Optimization-Based Strategies for the Error Removal Method in the Ideal, Symmetric KLJN Secure Key Exchanger

摘要

The Kirchhoff's-Law-Johnson-Noise (KLJN) secure key exchanger is a simple, low-cost scheme that provides symmetric encryption with unconditional security in electronic communication. The key bits are generated based on measurements of the mean-square value of the noise voltage and/or current of the channel between the two communicating parties. In this work, a combined current-voltage measurement mode scenario and an error removal method for the ideal, symmetric KLJN secure key exchanger that uses an identical pair of resistors at both ends of the communication line were considered, which improves the fidelity and reduces the bit error probability compared to the schemes when either voltage or current measurement are being used. It has been shown in previous works that the error probability of the original, symmetric KLJN secure key exchanger decays exponentially with parameters such as the time window for performing the key exchange and other relevant criteria used in the interpretation of the key bits.

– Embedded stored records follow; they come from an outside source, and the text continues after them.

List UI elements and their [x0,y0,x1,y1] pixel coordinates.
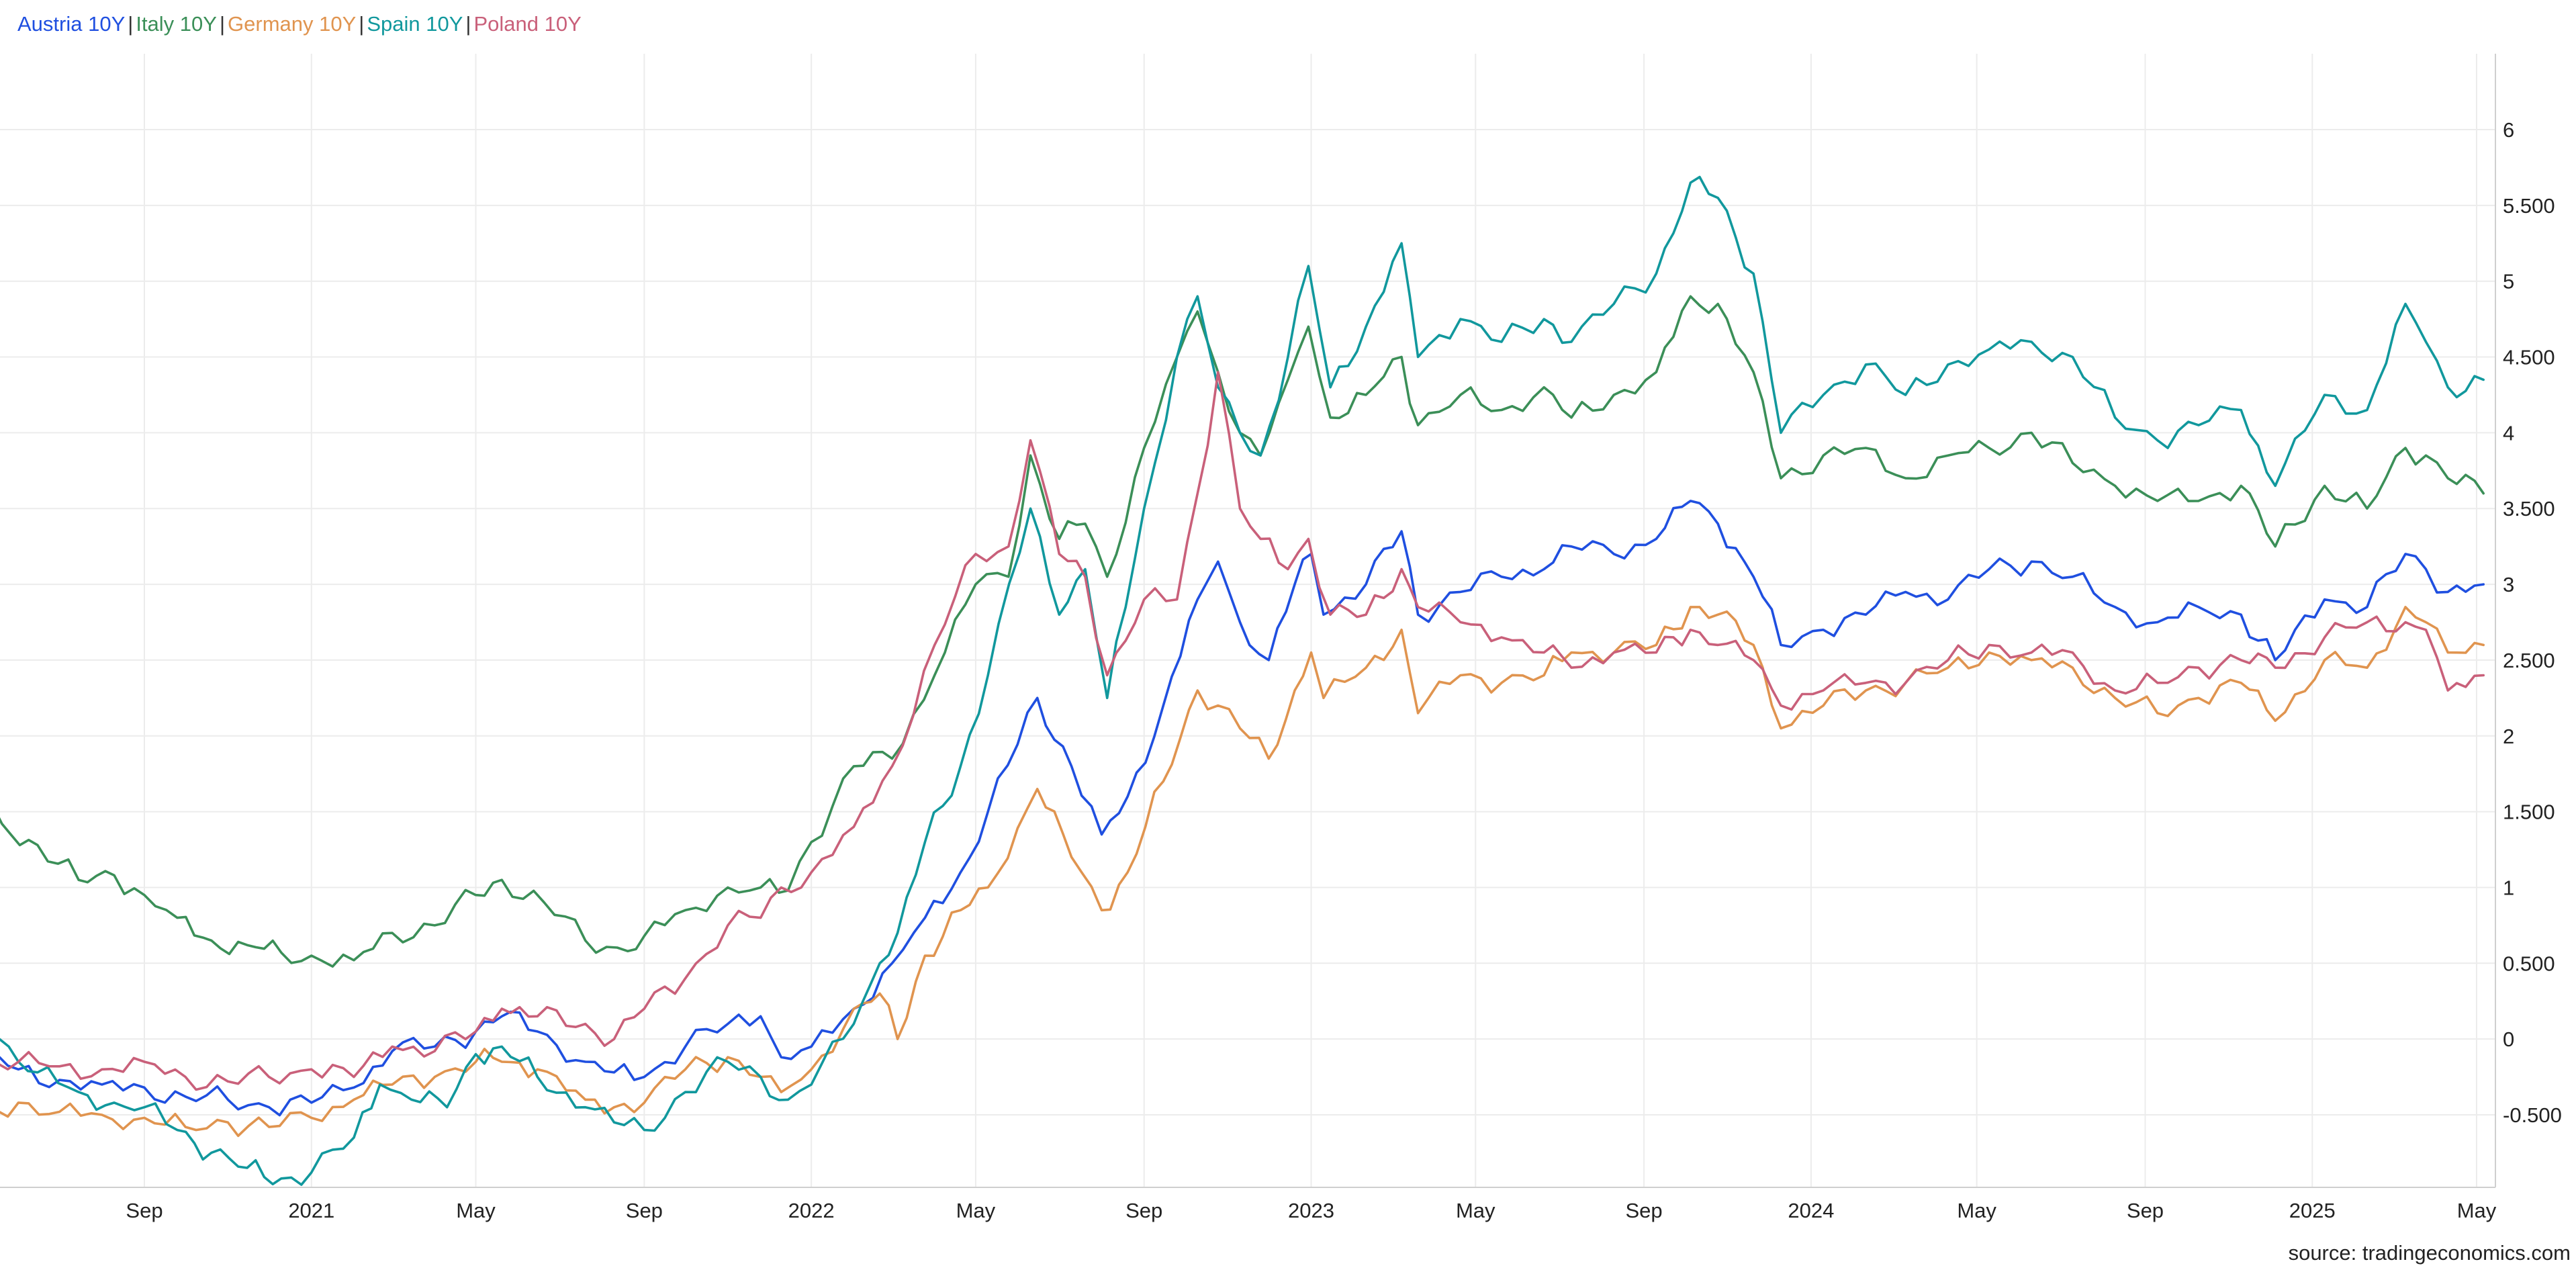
legend-separator: | [128,12,134,36]
y-tick-label: 3.500 [2503,497,2555,520]
x-tick-label: May [456,1199,496,1222]
series-lines [0,175,2485,1186]
x-tick-label: 2024 [1788,1199,1834,1222]
x-tick-label: 2022 [788,1199,835,1222]
series-line-poland [0,371,2485,1091]
x-tick-label: Sep [126,1199,163,1222]
grid-lines [0,54,2496,1188]
x-tick-label: May [956,1199,996,1222]
x-tick-label: May [2457,1199,2497,1222]
y-tick-label: 5.500 [2503,194,2555,218]
y-tick-label: 4 [2503,421,2514,445]
x-tick-label: Sep [626,1199,663,1222]
series-line-spain [0,175,2485,1186]
x-tick-label: Sep [2127,1199,2164,1222]
legend-separator: | [359,12,365,36]
legend-item-italy[interactable]: Italy 10Y [136,12,217,36]
legend-item-austria[interactable]: Austria 10Y [17,12,126,36]
x-tick-label: Sep [1625,1199,1662,1222]
y-tick-label: 1.500 [2503,801,2555,824]
y-tick-label: 3 [2503,573,2514,596]
series-line-austria [0,500,2485,1117]
x-tick-label: 2023 [1288,1199,1334,1222]
legend-item-germany[interactable]: Germany 10Y [228,12,357,36]
y-tick-label: 2.500 [2503,649,2555,672]
y-tick-label: 4.500 [2503,346,2555,369]
y-axis: 6 5.500 5 4.500 4 3.500 3 2.500 2 1.500 1 0.500 0 -0.… [2503,118,2562,1127]
series-line-germany [0,606,2485,1138]
x-tick-label: 2025 [2289,1199,2336,1222]
chart-legend: Austria 10Y | Italy 10Y | Germany 10Y | Spain … [17,12,582,36]
legend-item-poland[interactable]: Poland 10Y [473,12,582,36]
x-tick-label: 2021 [288,1199,334,1222]
y-tick-label: 0 [2503,1028,2514,1051]
x-tick-label: May [1957,1199,1996,1222]
y-tick-label: -0.500 [2503,1103,2562,1127]
series-line-italy [0,295,2485,968]
x-tick-label: Sep [1125,1199,1162,1222]
legend-item-spain[interactable]: Spain 10Y [367,12,463,36]
y-tick-label: 6 [2503,118,2514,142]
legend-separator: | [465,12,471,36]
y-tick-label: 1 [2503,876,2514,899]
x-tick-label: May [1456,1199,1496,1222]
source-label: source: tradingeconomics.com [2288,1241,2571,1265]
y-tick-label: 0.500 [2503,952,2555,975]
y-tick-label: 5 [2503,270,2514,293]
x-axis: Sep 2021 May Sep 2022 May Sep 2023 May Sep 2024 May… [126,1199,2496,1222]
legend-separator: | [219,12,226,36]
y-tick-label: 2 [2503,725,2514,748]
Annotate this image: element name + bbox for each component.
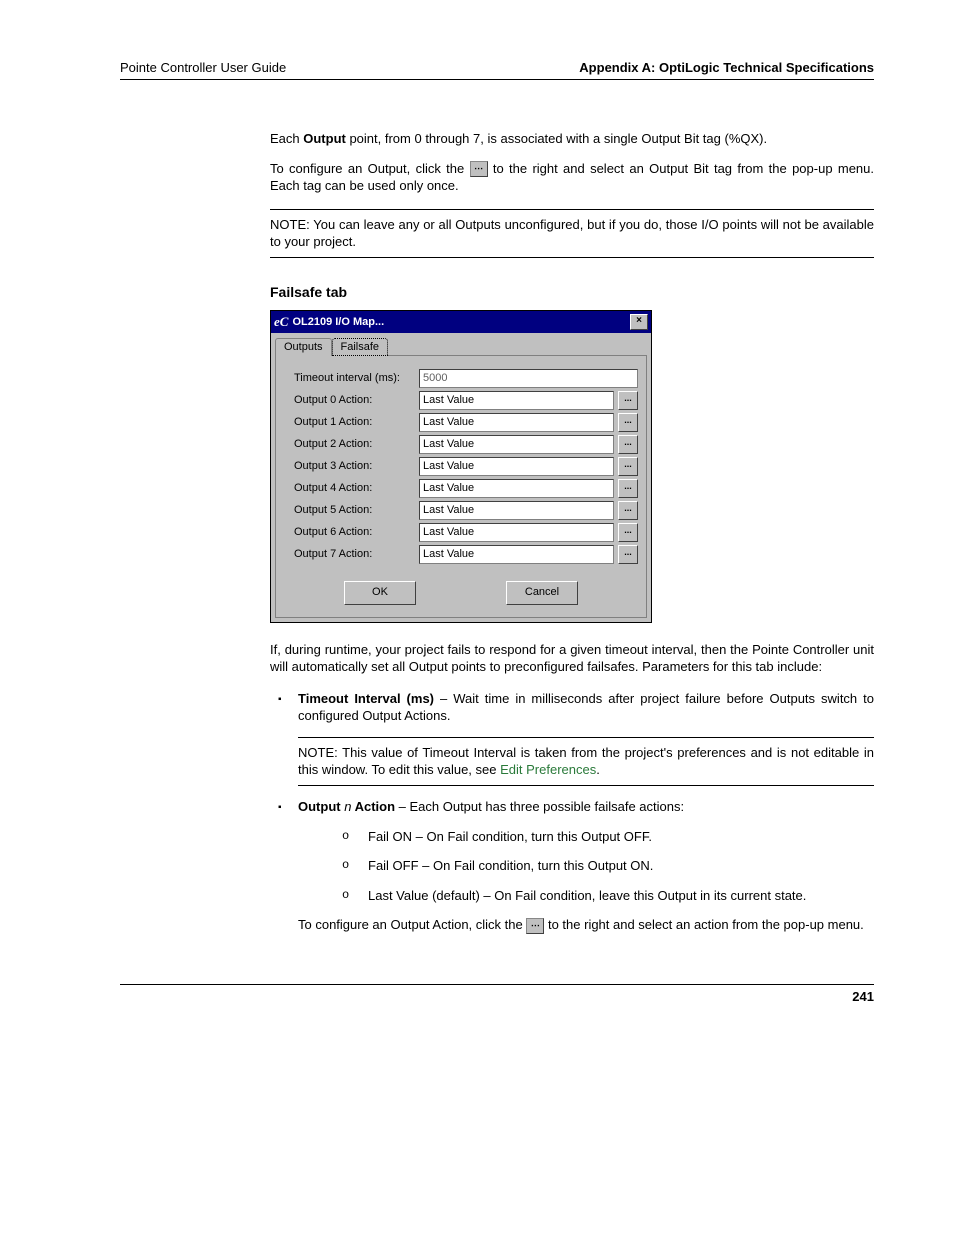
ellipsis-button-0[interactable]: ...: [618, 391, 638, 410]
row-output6: Output 6 Action: Last Value ...: [284, 523, 638, 542]
row-output3: Output 3 Action: Last Value ...: [284, 457, 638, 476]
label-output3: Output 3 Action:: [284, 460, 419, 472]
ok-button[interactable]: OK: [344, 581, 416, 605]
ellipsis-button-4[interactable]: ...: [618, 479, 638, 498]
label-output4: Output 4 Action:: [284, 482, 419, 494]
configure-action-paragraph: To configure an Output Action, click the…: [298, 916, 874, 934]
failsafe-dialog: eC OL2109 I/O Map... × Outputs Failsafe …: [270, 310, 652, 623]
section-heading: Failsafe tab: [270, 284, 874, 300]
label-timeout: Timeout interval (ms):: [284, 372, 419, 384]
bullet-output-action: Output n Action – Each Output has three …: [298, 798, 874, 934]
header-right: Appendix A: OptiLogic Technical Specific…: [579, 60, 874, 75]
dialog-title: OL2109 I/O Map...: [292, 316, 630, 328]
note-timeout: NOTE: This value of Timeout Interval is …: [298, 737, 874, 786]
ellipsis-button-7[interactable]: ...: [618, 545, 638, 564]
row-output2: Output 2 Action: Last Value ...: [284, 435, 638, 454]
sub-fail-off: Fail OFF – On Fail condition, turn this …: [368, 857, 874, 875]
tab-strip: Outputs Failsafe: [271, 333, 651, 355]
sub-last-value: Last Value (default) – On Fail condition…: [368, 887, 874, 905]
page-header: Pointe Controller User Guide Appendix A:…: [120, 60, 874, 80]
edit-preferences-link[interactable]: Edit Preferences: [500, 762, 596, 777]
label-output6: Output 6 Action:: [284, 526, 419, 538]
label-output2: Output 2 Action:: [284, 438, 419, 450]
label-output5: Output 5 Action:: [284, 504, 419, 516]
row-output7: Output 7 Action: Last Value ...: [284, 545, 638, 564]
cancel-button[interactable]: Cancel: [506, 581, 578, 605]
ellipsis-button-1[interactable]: ...: [618, 413, 638, 432]
tab-outputs[interactable]: Outputs: [275, 338, 332, 356]
row-output4: Output 4 Action: Last Value ...: [284, 479, 638, 498]
row-output5: Output 5 Action: Last Value ...: [284, 501, 638, 520]
ellipsis-button-5[interactable]: ...: [618, 501, 638, 520]
label-output0: Output 0 Action:: [284, 394, 419, 406]
bullet-timeout: Timeout Interval (ms) – Wait time in mil…: [298, 690, 874, 786]
ellipsis-button-6[interactable]: ...: [618, 523, 638, 542]
field-output6: Last Value: [419, 523, 614, 542]
sub-fail-on: Fail ON – On Fail condition, turn this O…: [368, 828, 874, 846]
label-output7: Output 7 Action:: [284, 548, 419, 560]
dialog-buttons: OK Cancel: [284, 567, 638, 611]
close-icon[interactable]: ×: [630, 314, 648, 330]
field-output0: Last Value: [419, 391, 614, 410]
field-timeout: 5000: [419, 369, 638, 388]
ellipsis-icon: ⋯: [470, 161, 488, 177]
field-output1: Last Value: [419, 413, 614, 432]
label-output1: Output 1 Action:: [284, 416, 419, 428]
ellipsis-button-3[interactable]: ...: [618, 457, 638, 476]
page-number: 241: [120, 984, 874, 1004]
row-output1: Output 1 Action: Last Value ...: [284, 413, 638, 432]
dialog-titlebar: eC OL2109 I/O Map... ×: [271, 311, 651, 333]
dialog-panel: Timeout interval (ms): 5000 Output 0 Act…: [275, 355, 647, 618]
header-left: Pointe Controller User Guide: [120, 60, 286, 75]
intro-paragraph-1: Each Output point, from 0 through 7, is …: [270, 130, 874, 148]
field-output3: Last Value: [419, 457, 614, 476]
ellipsis-icon: ⋯: [526, 918, 544, 934]
intro-paragraph-2: To configure an Output, click the ⋯ to t…: [270, 160, 874, 195]
field-output2: Last Value: [419, 435, 614, 454]
field-output4: Last Value: [419, 479, 614, 498]
dialog-logo: eC: [274, 314, 288, 330]
tab-failsafe[interactable]: Failsafe: [332, 338, 389, 356]
ellipsis-button-2[interactable]: ...: [618, 435, 638, 454]
field-output5: Last Value: [419, 501, 614, 520]
after-paragraph: If, during runtime, your project fails t…: [270, 641, 874, 676]
field-output7: Last Value: [419, 545, 614, 564]
note-box: NOTE: You can leave any or all Outputs u…: [270, 209, 874, 258]
row-output0: Output 0 Action: Last Value ...: [284, 391, 638, 410]
row-timeout: Timeout interval (ms): 5000: [284, 369, 638, 388]
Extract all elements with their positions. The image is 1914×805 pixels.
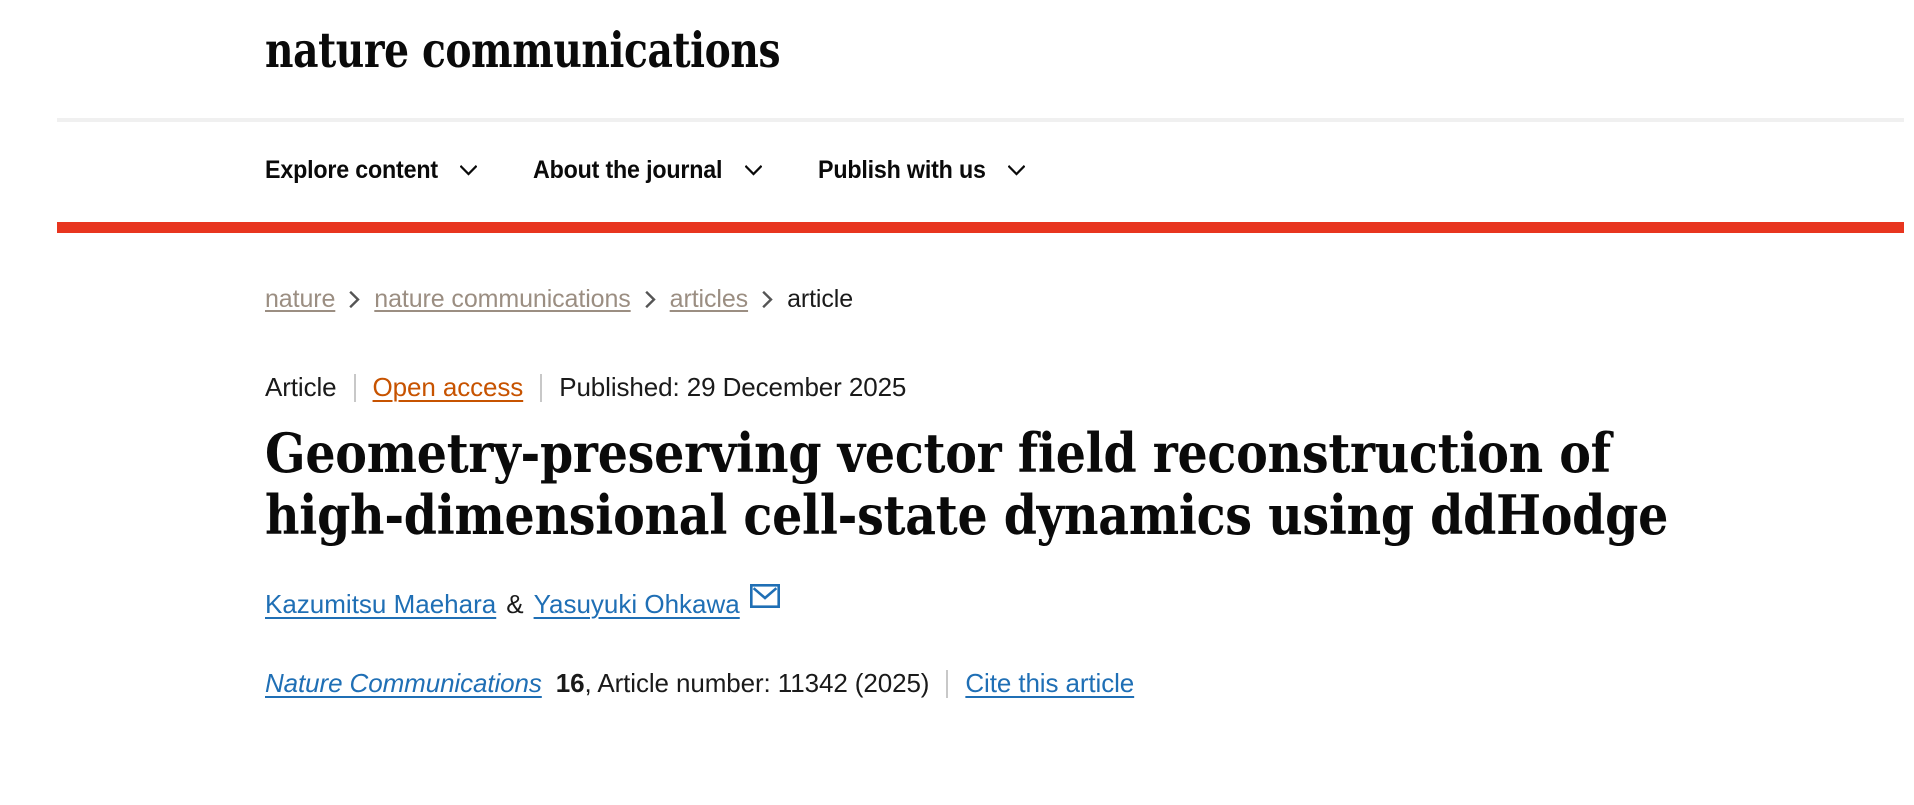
- nav-item-label: Explore content: [265, 155, 438, 184]
- meta-separator: [946, 669, 949, 698]
- chevron-down-icon: [745, 164, 763, 176]
- nav-item-label: About the journal: [532, 155, 723, 184]
- breadcrumb: nature nature communications articles ar…: [265, 233, 1914, 314]
- meta-separator: [353, 373, 356, 402]
- masthead: nature communications: [0, 0, 1914, 78]
- author-link-yasuyuki-ohkawa[interactable]: Yasuyuki Ohkawa: [533, 588, 740, 619]
- cite-this-article-link[interactable]: Cite this article: [965, 668, 1135, 698]
- chevron-down-icon: [1007, 164, 1025, 176]
- header-divider: [57, 118, 1904, 122]
- open-access-link[interactable]: Open access: [372, 372, 524, 402]
- article-type-label: Article: [265, 372, 337, 402]
- breadcrumb-item-article: article: [787, 285, 854, 313]
- brand-rule: [57, 222, 1904, 233]
- published-date: Published: 29 December 2025: [559, 372, 907, 402]
- meta-separator: [540, 373, 543, 402]
- page-title: Geometry-preserving vector field reconst…: [265, 422, 1825, 546]
- author-conjunction: &: [506, 588, 524, 619]
- breadcrumb-item-nature[interactable]: nature: [265, 285, 336, 313]
- author-list: Kazumitsu Maehara & Yasuyuki Ohkawa: [265, 584, 1914, 624]
- page-title-line-2: high-dimensional cell-state dynamics usi…: [265, 483, 1669, 547]
- page-title-line-1: Geometry-preserving vector field reconst…: [265, 421, 1611, 485]
- breadcrumb-item-articles[interactable]: articles: [669, 285, 749, 313]
- chevron-down-icon: [459, 164, 477, 176]
- journal-logo[interactable]: nature communications: [265, 21, 781, 79]
- nav-item-publish-with-us[interactable]: Publish with us: [818, 155, 1025, 185]
- main-navigation: Explore content About the journal Publis…: [0, 122, 1914, 218]
- nav-item-explore-content[interactable]: Explore content: [265, 156, 477, 185]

The objective of this work is to develop optimization strategies for the ideal, symmetric KLJN secure key exchanger in order to obtain optimal values of these parameters while ensuring that errors are kept within acceptable values. For those strategies, closed-form solutions to the optimal values were derived by solving the Karush-Kuhn-Tucker (KKT) conditions. Numerical results show that the proposed optimization techniques not only ensure that the bit probability error remains within the desired limit, but also provide more flexibility to de fine the thresholds values, reduce the bit exchange period needed to guarantee an acceptable bit error probability, weaken Eve's statistics, and improve the system resource managing.